Sean Spicer held a brief press event this evening at the White House. While it was more of a scolding than a briefing, it did illuminate three specific areas of concern:

  1. Facts are still not important: Press secretaries in the past have tried very hard to share facts and hard data to answer questions from the Press. This will likely not be the case going forward. Spicer’s lecture to reporters gathered in the White House briefing room contained at least two factual errors: He asserted that attendance at Trump’s inauguration was greater than at Obama’s 2013 inauguration and that DC transit ridership was up over the 2013 inauguration.
  2. Ego is the driver: The stated purpose of the briefing was to update the Press on the president’s activities over the past 24 hours. The reality is that the purpose of the briefing was to counter media reports that turnout for Donald Trump’s inauguration was lower than Obama’s and that it did not meet the expectations that Trump himself set earlier in the week.
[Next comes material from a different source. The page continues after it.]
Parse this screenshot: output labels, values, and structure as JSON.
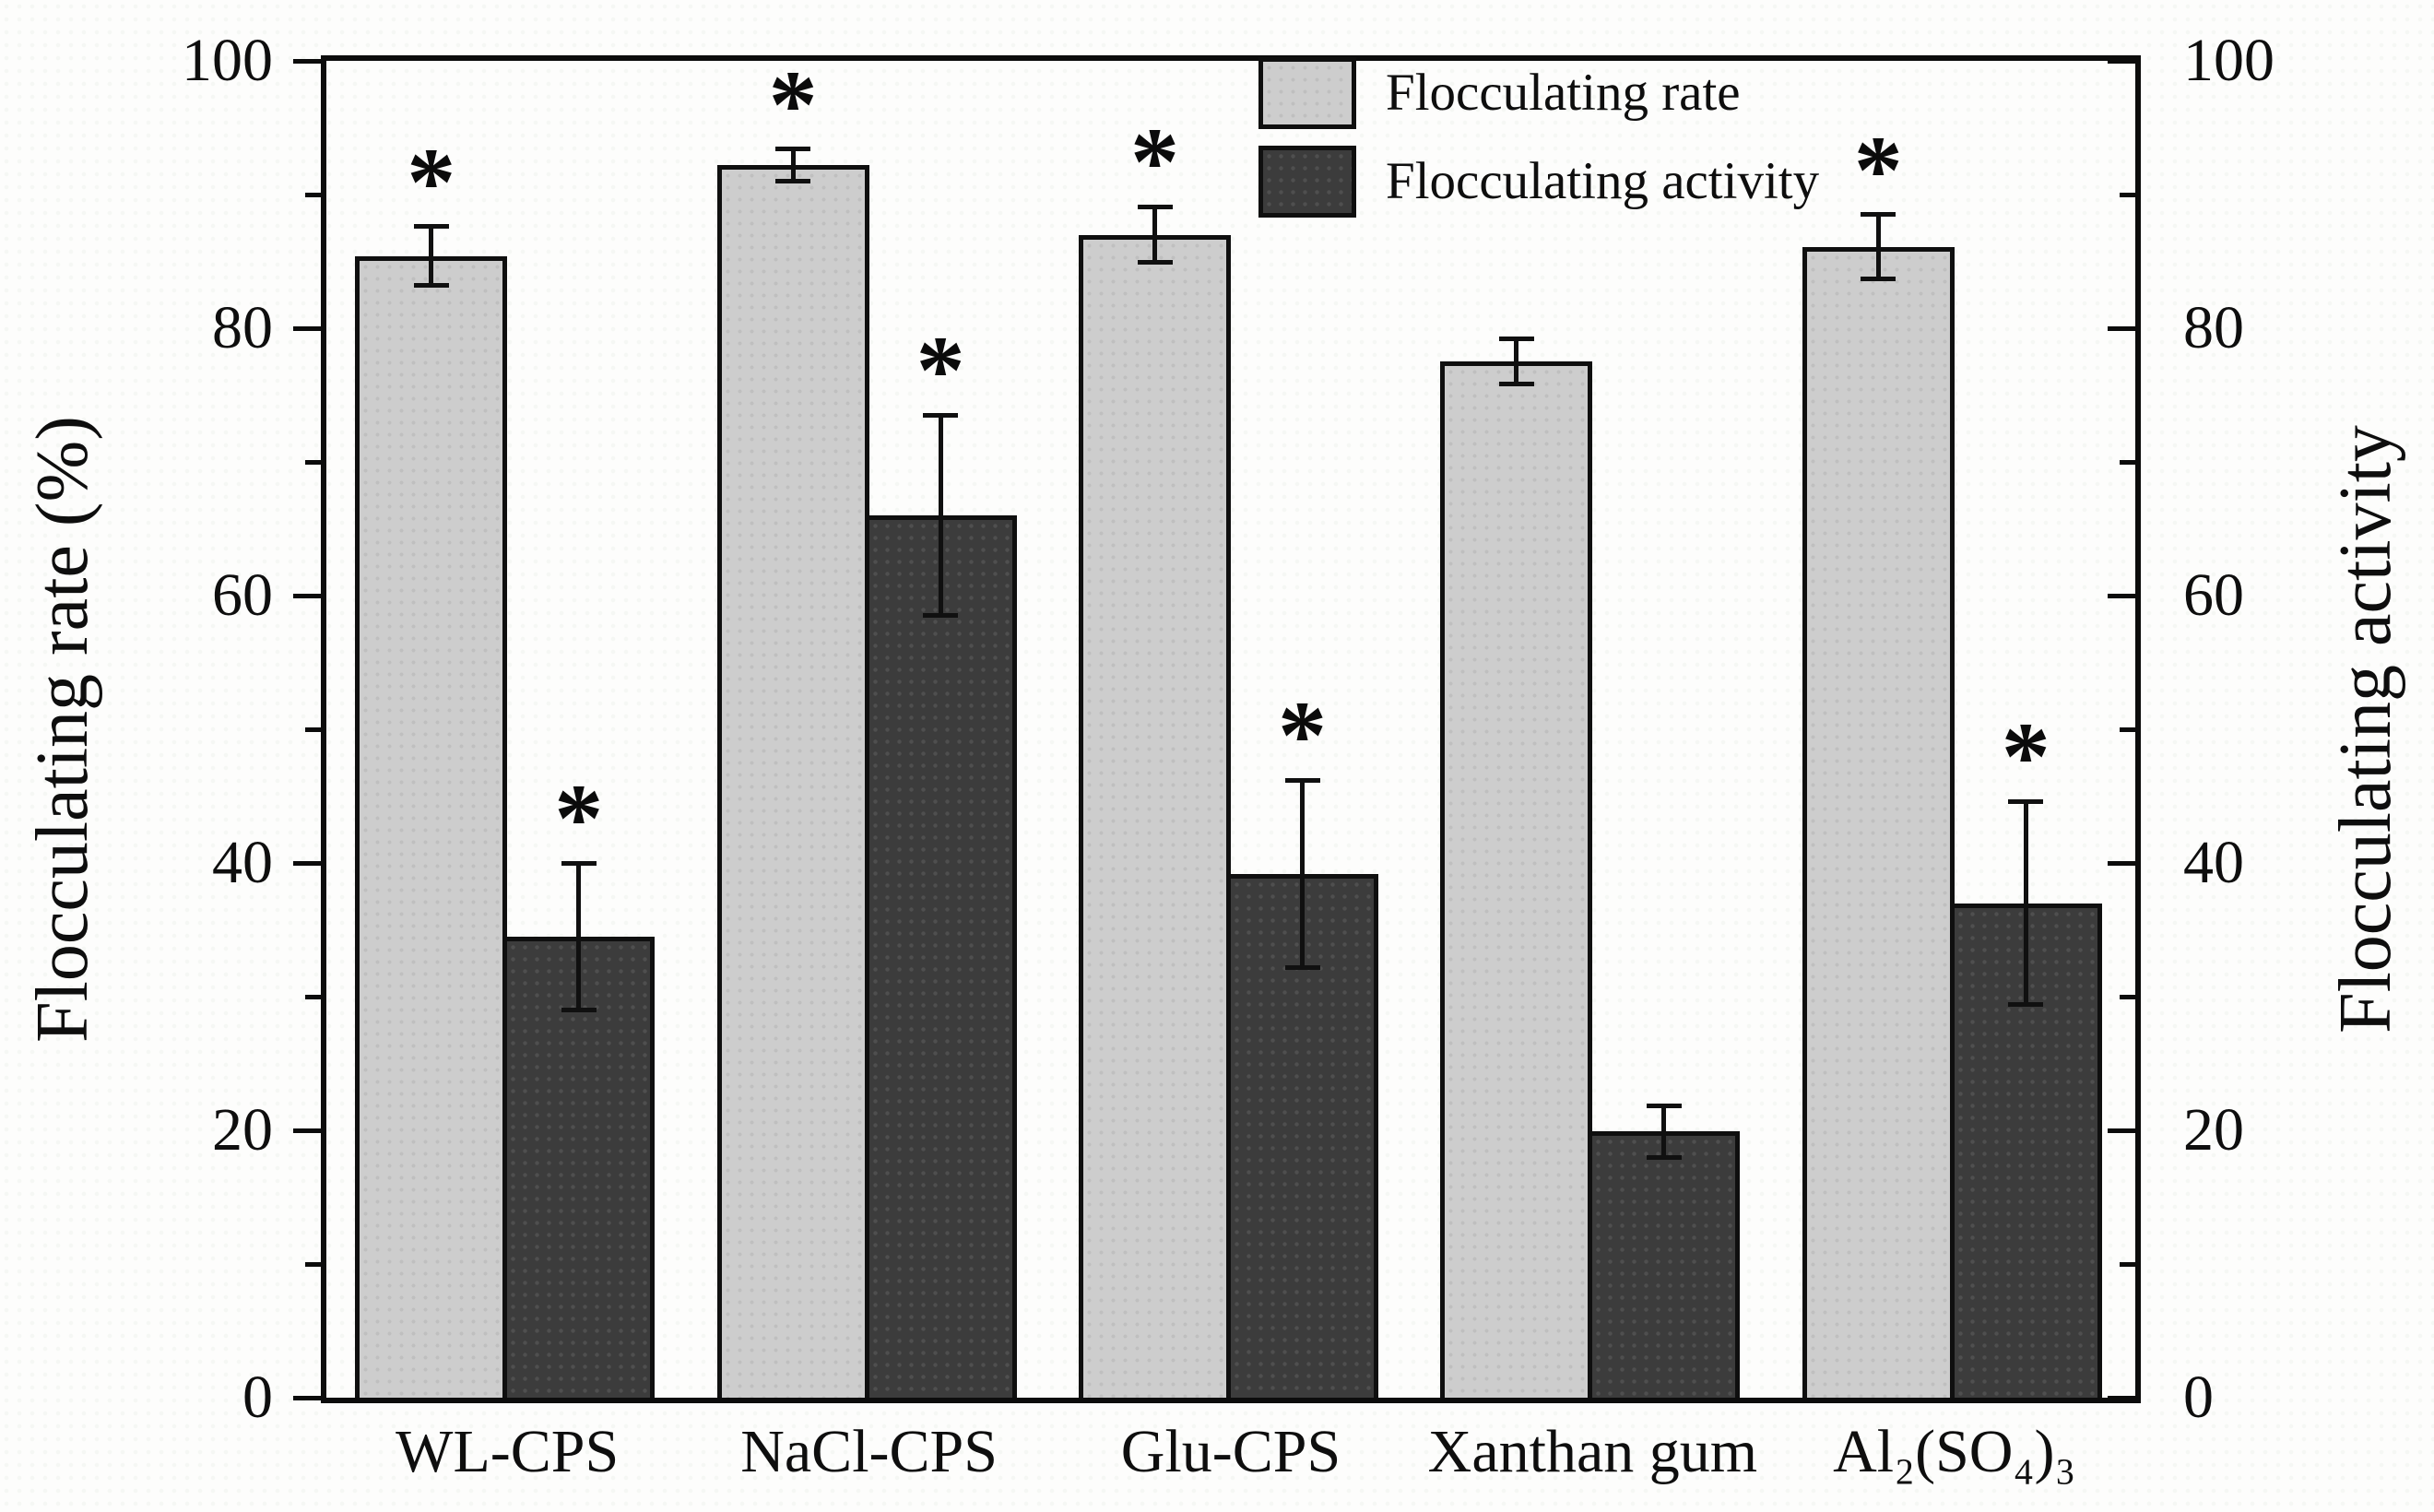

  3. Bash the Press to distract: An element of the briefing was a scolding for an inaccurate tweet by a Time reporter alleging that the bust of Martin Luther King Jr. had been removed from the Oval Office. The reporter in question had already apologized for the error, but the mistake was the cornerstone for a lesson in responsible journalism, the importance of facts, and accountability.
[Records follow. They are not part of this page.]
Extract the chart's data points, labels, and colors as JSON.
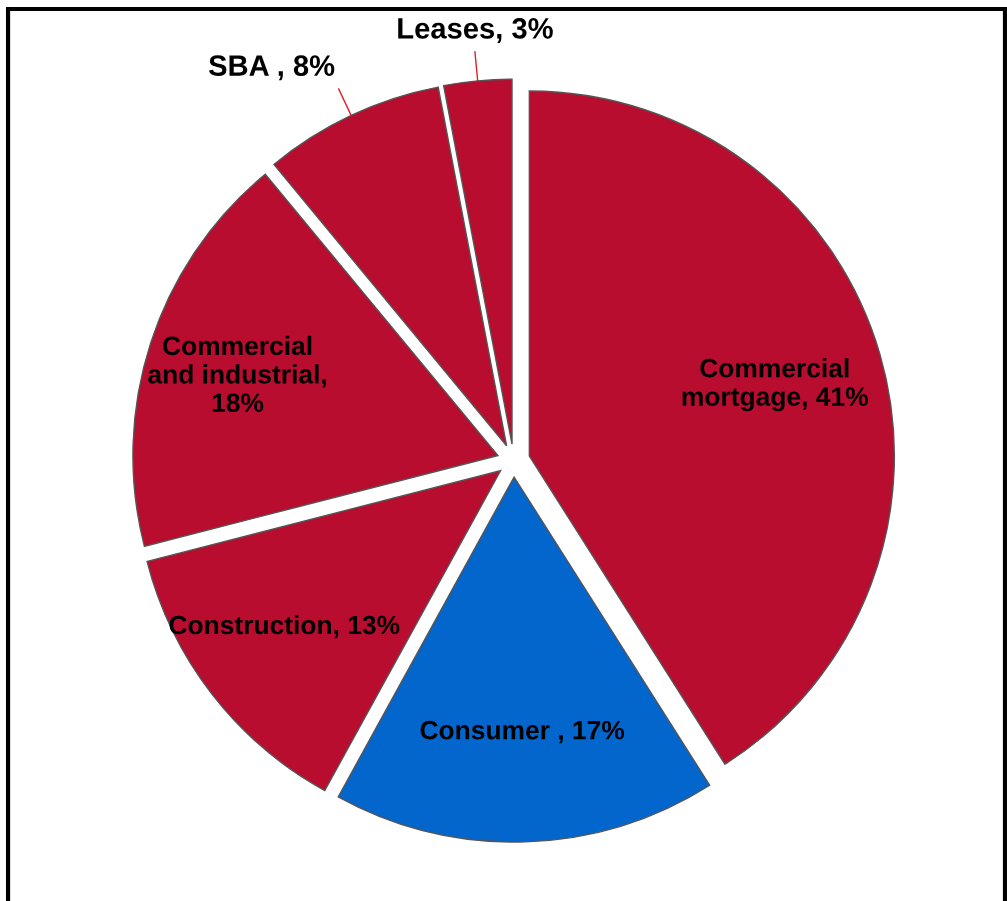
{
  "chart_data": {
    "type": "pie",
    "categories": [
      "Commercial\nmortgage, 41%",
      "Consumer , 17%",
      "Construction, 13%",
      "Commercial\nand industrial,\n18%",
      "SBA , 8%",
      "Leases, 3%"
    ],
    "values": [
      41,
      17,
      13,
      18,
      8,
      3
    ],
    "colors": [
      "#b80d2f",
      "#0366cc",
      "#b80d2f",
      "#b80d2f",
      "#b80d2f",
      "#b80d2f"
    ]
  }
}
What Spicer succeeded in doing is making crowd size a topic of discussion for the next 48 hours. It’s difficult to discern if this was an intentional red herring so that reporters chase a story about crowd size rather than Trump’s action to increase mortgage insurance rates yesterday. It may also be that crowd size is, in fact, more important to President Trump than governance.

The media needs to pay close attention to the issues that really matter and not allow themselves to be distracted.